Comme toutes celles qui furent élevées près de la campagne, elle gardait, de son enfance mêlée aux feuilles, une empreinte ineffaçable. On eût dit qu’un peu de sève verte était restée dans son sang. C’est pourquoi, sitôt le seuil de cette maison franchi, dès les premiers pas dans ce jardin, elle cessait d’être madame Léon Chardier, femme d’avoué, ménagère soucieuse, mère préoccupée ; elle n’était plus que la petite Isabelle de jadis, l’amie des fillettes anglaises nées dans des prairies bleues de fraîcheur, et qui savent l’histoire de toutes les fleurs, de tous les champignons, de tous les insectes.

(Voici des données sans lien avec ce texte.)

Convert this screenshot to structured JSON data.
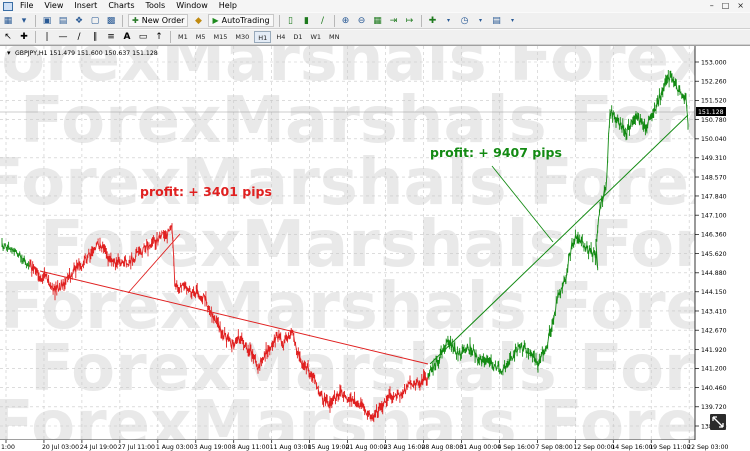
{
  "menu": {
    "items": [
      "File",
      "View",
      "Insert",
      "Charts",
      "Tools",
      "Window",
      "Help"
    ],
    "window_controls": [
      "–",
      "□",
      "×"
    ]
  },
  "toolbar1": {
    "new_order": "New Order",
    "autotrading": "AutoTrading"
  },
  "toolbar2": {
    "timeframes": [
      "M1",
      "M5",
      "M15",
      "M30",
      "H1",
      "H4",
      "D1",
      "W1",
      "MN"
    ]
  },
  "chart": {
    "info_line": "GBPJPY,H1  151.479 151.600 150.637 151.128",
    "current_price": "151.128",
    "price_labels": [
      "153.000",
      "152.260",
      "151.520",
      "150.780",
      "150.040",
      "149.310",
      "148.570",
      "147.840",
      "147.100",
      "146.360",
      "145.620",
      "144.880",
      "144.150",
      "143.410",
      "142.670",
      "141.920",
      "141.200",
      "140.460",
      "139.720",
      "138.980"
    ],
    "time_labels": [
      "1:00",
      "20 Jul 03:00",
      "24 Jul 19:00",
      "27 Jul 11:00",
      "1 Aug 03:00",
      "3 Aug 19:00",
      "8 Aug 11:00",
      "11 Aug 03:00",
      "15 Aug 19:00",
      "21 Aug 00:00",
      "23 Aug 16:00",
      "28 Aug 08:00",
      "31 Aug 00:00",
      "4 Sep 16:00",
      "7 Sep 08:00",
      "12 Sep 00:00",
      "14 Sep 16:00",
      "19 Sep 11:00",
      "22 Sep 03:00"
    ],
    "watermark": "ForexMarshals",
    "annotation_red": "profit: + 3401 pips",
    "annotation_green": "profit: + 9407 pips",
    "colors": {
      "red": "#e02020",
      "green": "#138a13",
      "grid": "#c8c8c8",
      "watermark": "#e9e9e9"
    }
  }
}
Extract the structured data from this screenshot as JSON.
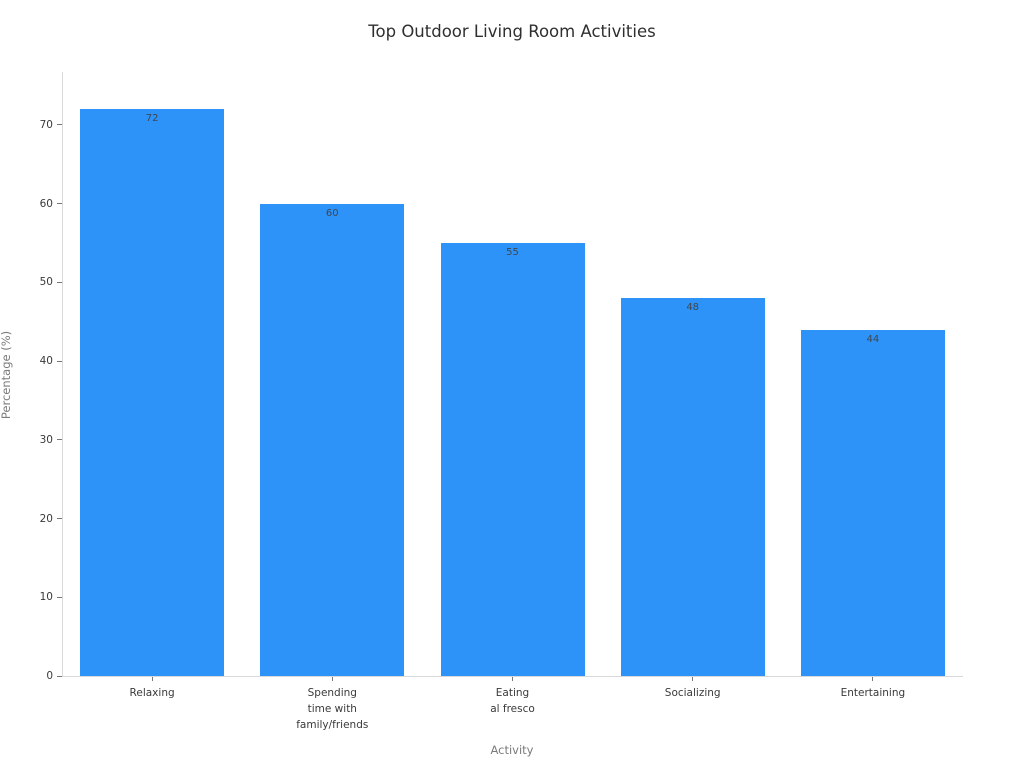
{
  "chart_data": {
    "type": "bar",
    "title": "Top Outdoor Living Room Activities",
    "xlabel": "Activity",
    "ylabel": "Percentage (%)",
    "categories": [
      "Relaxing",
      "Spending\ntime with\nfamily/friends",
      "Eating\nal fresco",
      "Socializing",
      "Entertaining"
    ],
    "values": [
      72,
      60,
      55,
      48,
      44
    ],
    "bar_labels": [
      "72",
      "60",
      "55",
      "48",
      "44"
    ],
    "yticks": [
      0,
      10,
      20,
      30,
      40,
      50,
      60,
      70
    ],
    "ylim": [
      0,
      76.7
    ],
    "grid": false,
    "legend": "none",
    "colors": {
      "bar": "#2e93f8",
      "title_text": "#2f2f2f",
      "tick_text": "#3a3a3a",
      "axis_title_text": "#7b7b7b",
      "value_label_text": "#40464e",
      "spine": "#d9d9d9"
    }
  }
}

Le jardin est grand, désordonné, charmant. Comme Isabelle voudrait, à côté d’elle, sa plus chère compagne d’enfance, Linda, la petite Linda si blonde aux yeux si bleus !

Mais, au tournant du sentier, c’est Zozo qu’elle rencontre.

— Viens voir, maman !… dit la gosse, enchantée de reprendre enfin sa mère. Viens voir le mur qu’est tout au fond !

Déjà l’âme du jardin influe sur Zozo, sans doute.

Arrêtée devant le petit mur bas par-dessus lequel on peut se pencher, sur lequel Zozo grimpe déjà.